You and your wife are intentionally raising your children in a context that might not fit the mold of the “American dream.” Why is that? What are some of the most important principles for you as you raise your children?

I couldn’t see it any other way. Familiarity, although at times has bred contempt, it has bred a fascination with the city. It has bred love for it. The city offers us potential. Potential to love hard; to love deeply and authentically. No hiding. No pretense. The American dream falls apart in a place like NYC. The American dream, as we know it, sells the majority of us a crippling comfort, self-centered ambitions, and success. In the city, especially NYC, you’re offered the potential to optimize your impact and influence. There’s nothing that we want more for our kids than a durable faith and an authentic personality. It gets scary living and raising kids in the city. Not because it’s dangerous. Come on, I’m from New York! But because the city is good at enticing, glamorizing, and inviting us into all the things that draw us away from God. Slower pace, bigger housing, and cleaner air is tempting. But crossing the street while having to navigate glaring vices, the “other” with my kids offers us the opportunity we need to break free from the “American dream” and plunge into the life of a selfless, authentically sacrificing disciple of Jesus.

How do you hope readers are changed as a result of reading Mi Casa Uptown?

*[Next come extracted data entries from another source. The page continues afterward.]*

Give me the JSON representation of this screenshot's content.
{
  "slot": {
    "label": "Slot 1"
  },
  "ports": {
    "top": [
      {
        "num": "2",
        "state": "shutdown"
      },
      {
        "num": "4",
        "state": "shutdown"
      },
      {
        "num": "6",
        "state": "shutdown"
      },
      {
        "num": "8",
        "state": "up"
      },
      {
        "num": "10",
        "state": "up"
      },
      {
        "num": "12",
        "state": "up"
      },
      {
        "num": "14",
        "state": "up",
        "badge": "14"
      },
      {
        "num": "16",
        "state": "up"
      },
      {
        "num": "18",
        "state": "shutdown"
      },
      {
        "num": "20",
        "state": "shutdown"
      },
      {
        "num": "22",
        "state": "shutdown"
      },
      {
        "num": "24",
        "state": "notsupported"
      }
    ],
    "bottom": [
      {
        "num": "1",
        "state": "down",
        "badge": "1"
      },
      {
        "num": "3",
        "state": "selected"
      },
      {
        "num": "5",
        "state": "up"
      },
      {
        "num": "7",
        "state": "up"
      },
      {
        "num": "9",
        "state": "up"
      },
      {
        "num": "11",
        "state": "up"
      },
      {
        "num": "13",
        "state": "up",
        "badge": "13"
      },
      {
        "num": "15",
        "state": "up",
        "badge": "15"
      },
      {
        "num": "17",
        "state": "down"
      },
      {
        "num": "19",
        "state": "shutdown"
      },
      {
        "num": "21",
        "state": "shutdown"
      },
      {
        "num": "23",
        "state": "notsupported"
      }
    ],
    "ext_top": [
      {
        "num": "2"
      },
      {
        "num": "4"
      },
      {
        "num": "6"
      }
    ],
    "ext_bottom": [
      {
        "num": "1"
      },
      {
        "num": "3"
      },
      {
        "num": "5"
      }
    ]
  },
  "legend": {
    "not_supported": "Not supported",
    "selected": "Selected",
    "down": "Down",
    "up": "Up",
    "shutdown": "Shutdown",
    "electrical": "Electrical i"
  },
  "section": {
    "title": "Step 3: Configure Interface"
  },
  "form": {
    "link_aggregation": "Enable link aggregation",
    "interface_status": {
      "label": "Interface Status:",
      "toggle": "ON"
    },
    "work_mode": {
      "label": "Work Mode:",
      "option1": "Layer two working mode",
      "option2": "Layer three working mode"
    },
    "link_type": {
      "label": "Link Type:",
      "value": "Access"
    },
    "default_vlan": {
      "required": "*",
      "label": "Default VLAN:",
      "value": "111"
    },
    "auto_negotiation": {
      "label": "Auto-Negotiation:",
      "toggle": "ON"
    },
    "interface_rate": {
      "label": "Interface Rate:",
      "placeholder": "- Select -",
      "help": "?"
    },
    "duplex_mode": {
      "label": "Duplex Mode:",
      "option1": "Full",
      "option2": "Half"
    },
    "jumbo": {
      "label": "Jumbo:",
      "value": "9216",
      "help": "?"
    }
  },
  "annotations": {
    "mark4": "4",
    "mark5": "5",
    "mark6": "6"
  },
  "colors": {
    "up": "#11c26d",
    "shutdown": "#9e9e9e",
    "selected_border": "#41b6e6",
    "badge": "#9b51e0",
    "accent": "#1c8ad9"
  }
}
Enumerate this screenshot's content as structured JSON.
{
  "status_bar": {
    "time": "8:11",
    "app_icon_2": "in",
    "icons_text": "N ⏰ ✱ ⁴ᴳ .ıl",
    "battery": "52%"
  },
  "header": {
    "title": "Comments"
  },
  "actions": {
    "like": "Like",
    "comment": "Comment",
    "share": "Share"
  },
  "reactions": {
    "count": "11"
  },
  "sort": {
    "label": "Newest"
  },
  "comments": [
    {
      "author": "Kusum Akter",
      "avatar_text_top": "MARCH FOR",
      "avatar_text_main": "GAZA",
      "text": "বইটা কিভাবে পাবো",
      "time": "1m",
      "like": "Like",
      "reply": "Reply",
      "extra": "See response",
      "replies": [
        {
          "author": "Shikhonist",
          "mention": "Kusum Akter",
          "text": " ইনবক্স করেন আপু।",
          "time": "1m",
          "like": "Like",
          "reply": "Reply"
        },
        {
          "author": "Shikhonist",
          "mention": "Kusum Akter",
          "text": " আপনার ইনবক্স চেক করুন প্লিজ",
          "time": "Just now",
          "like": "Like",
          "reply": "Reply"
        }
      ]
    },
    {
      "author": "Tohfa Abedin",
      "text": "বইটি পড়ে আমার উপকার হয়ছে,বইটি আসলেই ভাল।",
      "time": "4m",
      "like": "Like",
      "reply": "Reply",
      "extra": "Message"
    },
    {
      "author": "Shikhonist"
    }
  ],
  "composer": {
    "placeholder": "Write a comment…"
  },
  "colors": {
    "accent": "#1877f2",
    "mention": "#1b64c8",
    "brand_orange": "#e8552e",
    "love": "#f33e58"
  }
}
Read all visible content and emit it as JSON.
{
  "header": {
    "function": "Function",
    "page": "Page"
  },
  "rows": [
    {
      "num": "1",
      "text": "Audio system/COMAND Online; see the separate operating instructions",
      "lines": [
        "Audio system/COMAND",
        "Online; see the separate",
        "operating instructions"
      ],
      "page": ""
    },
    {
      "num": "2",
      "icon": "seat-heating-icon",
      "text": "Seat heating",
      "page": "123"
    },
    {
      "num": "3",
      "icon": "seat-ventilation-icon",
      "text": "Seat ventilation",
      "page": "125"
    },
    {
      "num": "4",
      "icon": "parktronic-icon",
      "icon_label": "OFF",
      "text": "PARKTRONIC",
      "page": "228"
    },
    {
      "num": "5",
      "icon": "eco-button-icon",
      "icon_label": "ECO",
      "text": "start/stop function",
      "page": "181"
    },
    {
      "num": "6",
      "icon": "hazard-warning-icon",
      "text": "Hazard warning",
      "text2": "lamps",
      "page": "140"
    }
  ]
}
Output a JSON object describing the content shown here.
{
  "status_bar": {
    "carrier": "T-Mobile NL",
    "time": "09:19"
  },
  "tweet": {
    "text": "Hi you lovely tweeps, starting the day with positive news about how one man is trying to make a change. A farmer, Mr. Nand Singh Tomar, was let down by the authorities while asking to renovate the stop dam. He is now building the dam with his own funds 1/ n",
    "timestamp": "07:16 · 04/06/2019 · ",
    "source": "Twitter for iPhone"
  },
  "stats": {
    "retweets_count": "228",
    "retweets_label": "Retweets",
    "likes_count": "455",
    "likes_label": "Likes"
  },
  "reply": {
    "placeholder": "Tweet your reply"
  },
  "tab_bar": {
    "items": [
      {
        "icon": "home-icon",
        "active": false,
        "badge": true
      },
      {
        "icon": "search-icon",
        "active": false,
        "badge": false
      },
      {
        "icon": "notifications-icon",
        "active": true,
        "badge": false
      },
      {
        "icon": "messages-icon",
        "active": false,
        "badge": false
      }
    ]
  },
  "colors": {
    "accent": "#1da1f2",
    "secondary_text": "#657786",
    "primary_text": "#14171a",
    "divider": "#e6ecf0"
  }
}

My hope is that readers would be inspired to shift their view of city life — whether existing city dwellers, city natives, or non city dwellers. I’m hoping for a deep sense of understanding, compassion, and excitement for life in the city to be cultivated in the reader. I’m hoping for divine imagination to grip the western approach to theology. An imagination that feels as much as it thinks. An imagination that empathizes. An imagination that unsettles tradition. An imagination that involves the community more than it does the self.